A Serbian court has found 12 men guilty of the 2003 assassination of the pro-Western Prime Minister Zoran Djindjic in Belgrade.
Zoran Djindjic wanted to extradite war crimes suspects
All the defendants, who include members of the secret police and alleged mafia kingpins, had denied the charges.
Two former policemen - Milorad "Legija" Ulemek, 39 and Zvezdan Jovanovic, 41 - received 40-year jail terms.
The prosecution argued Djindjic was killed to block his reforms, including the extradition of war crimes suspects.
The trial was the first at Belgrade's Special Court for Organised Crime.
The other 10 men received between eight and 35 years for their part in the assassination. Five of them are still on the run and were tried in absentia.
"It was not an ordinary murder, it was a political murder with the aim of destabilising the state," Judge Nata Mesarevic said.
Ulemek, an ex-French Foreign Legionnaire, and Jovanovic were said to be the ringleaders of the plot. They had been members of the Red Berets police unit.

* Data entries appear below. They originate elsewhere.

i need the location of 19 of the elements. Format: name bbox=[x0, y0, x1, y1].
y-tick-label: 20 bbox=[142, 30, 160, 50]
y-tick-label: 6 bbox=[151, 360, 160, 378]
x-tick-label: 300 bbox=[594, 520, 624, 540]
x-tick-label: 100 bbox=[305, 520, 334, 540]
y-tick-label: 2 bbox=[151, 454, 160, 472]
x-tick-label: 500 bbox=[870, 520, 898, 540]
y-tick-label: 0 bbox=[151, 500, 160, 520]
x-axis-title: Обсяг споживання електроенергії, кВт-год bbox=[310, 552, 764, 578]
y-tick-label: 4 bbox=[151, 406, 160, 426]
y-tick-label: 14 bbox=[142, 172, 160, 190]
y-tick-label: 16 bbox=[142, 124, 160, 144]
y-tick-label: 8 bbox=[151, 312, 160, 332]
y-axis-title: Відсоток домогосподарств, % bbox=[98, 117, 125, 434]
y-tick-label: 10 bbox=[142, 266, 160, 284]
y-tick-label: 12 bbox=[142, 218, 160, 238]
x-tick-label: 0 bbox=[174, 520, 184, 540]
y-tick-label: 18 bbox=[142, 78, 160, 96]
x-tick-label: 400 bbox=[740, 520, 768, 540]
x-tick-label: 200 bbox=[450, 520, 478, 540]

Some of the other 10 found guilty had also served as paramilitaries in the Bosnian, Croatian and Kosovan conflicts.
"It was all prepared by Ulemek. Jovanovic fired the shots," Judge Mesarevic said.
According to the Reuters news agency, Jovanovic wrote a statement saying: "I liquidated Zoran Djindjic personally. I was not interested in the money. I did it to prevent extradition of our people to The Hague."
One gang member, Dejan "Bugsy" Milenkovic, who had been wanted for previous attempts on Mr Djindjic's life, was arrested by police in Greece in 2005.
The charges against him were withdrawn under a plea bargain, reports said.
Dubbed Serbia's "Trial of the Century", the case was beset by problems.
One protected witness and another eyewitness were murdered, while one judge resigned and another received death threats.
Outside the court on Wednesday the relatives of those jailed were booed and whistled by protesters, the BBC's Nick Hawton reports.
The former prime minister was getting out of his official car outside government buildings in Belgrade when he was fatally shot by the sniper on 12 March 2003.
He had come to power following the toppling of Slobodan Milosevic's government in 2000 and his murder sent fresh shockwaves through the country.
A state of emergency was declared and more than 10,000 people were arrested in a massive police operation.
Half a million people attended Mr Djindjic's funeral in a huge outpouring of national grief.